Il résulte toutefois des explications du conseil de la société [X] dans le cadre d’un dire adressé à l’expert judiciaire que le maître d’oeuvre a été contraint, compte tenu du rejet d’une première demande de permis de construire, d’enterrer la maison un peu plus que prévu. Or, selon M. [M], l’erreur d’implantation a pesé considérablement sur la réalisation du mur de soutènement, notamment structurellement en fondations et raidisseurs, l’expert ajoutant que le fait d’enterrer la maison de 75/80 cm de plus a généré un aménagement extérieur très particulier non prévu au devis.

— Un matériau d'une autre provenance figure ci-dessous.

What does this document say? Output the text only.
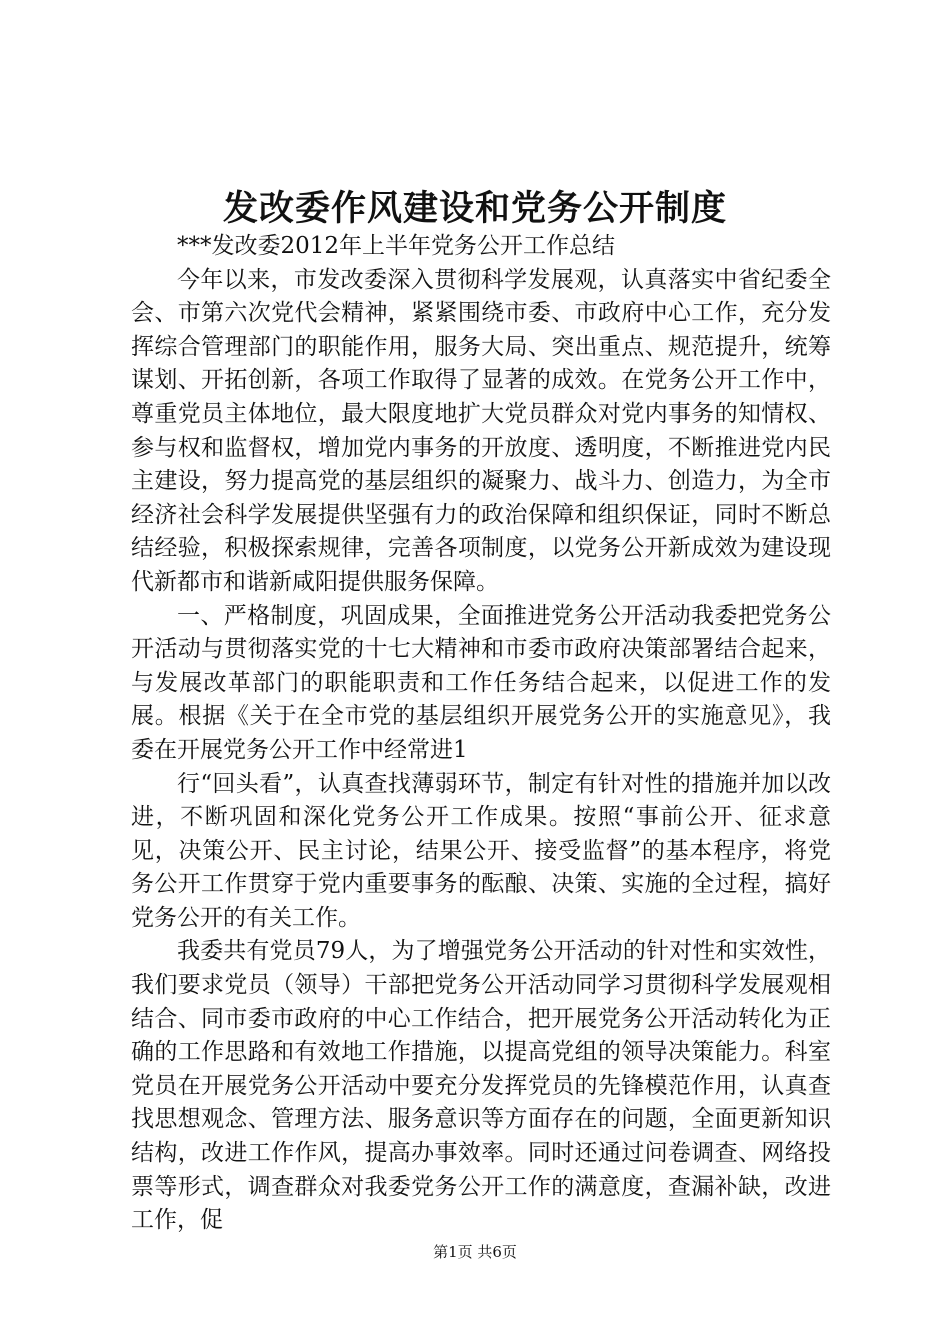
发改委作风建设和党务公开制度

***发改委2012年上半年党务公开工作总结

今年以来，市发改委深入贯彻科学发展观，认真落实中省纪委全会、市第六次党代会精神，紧紧围绕市委、市政府中心工作，充分发挥综合管理部门的职能作用，服务大局、突出重点、规范提升，统筹谋划、开拓创新，各项工作取得了显著的成效。在党务公开工作中，尊重党员主体地位，最大限度地扩大党员群众对党内事务的知情权、参与权和监督权，增加党内事务的开放度、透明度，不断推进党内民主建设，努力提高党的基层组织的凝聚力、战斗力、创造力，为全市经济社会科学发展提供坚强有力的政治保障和组织保证，同时不断总结经验，积极探索规律，完善各项制度，以党务公开新成效为建设现代新都市和谐新咸阳提供服务保障。

一、严格制度，巩固成果，全面推进党务公开活动我委把党务公开活动与贯彻落实党的十七大精神和市委市政府决策部署结合起来，与发展改革部门的职能职责和工作任务结合起来，以促进工作的发展。根据《关于在全市党的基层组织开展党务公开的实施意见》，我委在开展党务公开工作中经常进1

行“回头看”，认真查找薄弱环节，制定有针对性的措施并加以改进，不断巩固和深化党务公开工作成果。按照“事前公开、征求意见，决策公开、民主讨论，结果公开、接受监督”的基本程序，将党务公开工作贯穿于党内重要事务的酝酿、决策、实施的全过程，搞好党务公开的有关工作。

我委共有党员79人，为了增强党务公开活动的针对性和实效性，我们要求党员（领导）干部把党务公开活动同学习贯彻科学发展观相结合、同市委市政府的中心工作结合，把开展党务公开活动转化为正确的工作思路和有效地工作措施，以提高党组的领导决策能力。科室党员在开展党务公开活动中要充分发挥党员的先锋模范作用，认真查找思想观念、管理方法、服务意识等方面存在的问题，全面更新知识结构，改进工作作风，提高办事效率。同时还通过问卷调查、网络投票等形式，调查群众对我委党务公开工作的满意度，查漏补缺，改进工作，促

第1页 共6页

La société MMA IARD ne saurait ainsi soutenir que la fragilisation du mur et les infiltrations résultent d’une mauvaise reprise imputable à la société [N] [T], celle-ci n’ayant certes pas permis une réparation efficace mais n’étant pas la cause des désordres.
De même, la signature en 2013 d’un protocole d’accord n’impliquant pas la société [X] ne saurait valoir aveu de responsabilité intégrale ou prépondérante de l’entreprise de gros-oeuvre, qui était la seule à pouvoir tenter de remédier matériellement aux désordres, malheureusement sans succès.
C’est par conséquent par une juste analyse des faits de la cause que le tribunal a retenu, eu égard à la faute respective du maître d’oeuvre résultant des difficultés d’implantation rappelées ci-dessus, et à celle de la société [N] [T] en raison du non-respect du DTU 20.4, un partage de responsabilité à concurrence de 80 % pour le premier, et de 20 % pour la seconde.
En outre, la société MMA IARD n’est pas fondée à rechercher la garantie de la société Allianz IARD au motif que les désordres n’auraient été constatés dans leur principe et dans leur ampleur qu’après la réalisation des travaux de renforcement par la société [N] [T] et donc postérieurement à la période de garantie de parfait achèvement.
En effet, cette circonstance, à la supposer avérée, est sans conséquence sur l’application des stipulations de l’article 6.3 du contrat Allianz afférentes à la garantie au titre des dommages intermédiaires, qui n’envisage une telle garantie que dès lors que ces dommages « surviennent postérieurement à la période de garantie de parfait achèvement », ce qui n’est pas le cas en l’espèce.
Le jugement entrepris, qui n’est pas critiqué s’agissant des modalités et du coût des travaux de reprise retenus, sera en conséquence confirmé en ce qu’il a statué sur la réparation du désordre n°1.
Sur le désordre n°2 (infiltrations en sous-sol par les planchers et murs)
Il résulte des pièces du dossier que des infiltrations se produisent en sous-sol par le plancher haut et les murs, se manifestant par des traces blanches de calcite sur les murs attestant de la présence d’humidité, mais également par des infiltrations importantes à l’occasion des pluies.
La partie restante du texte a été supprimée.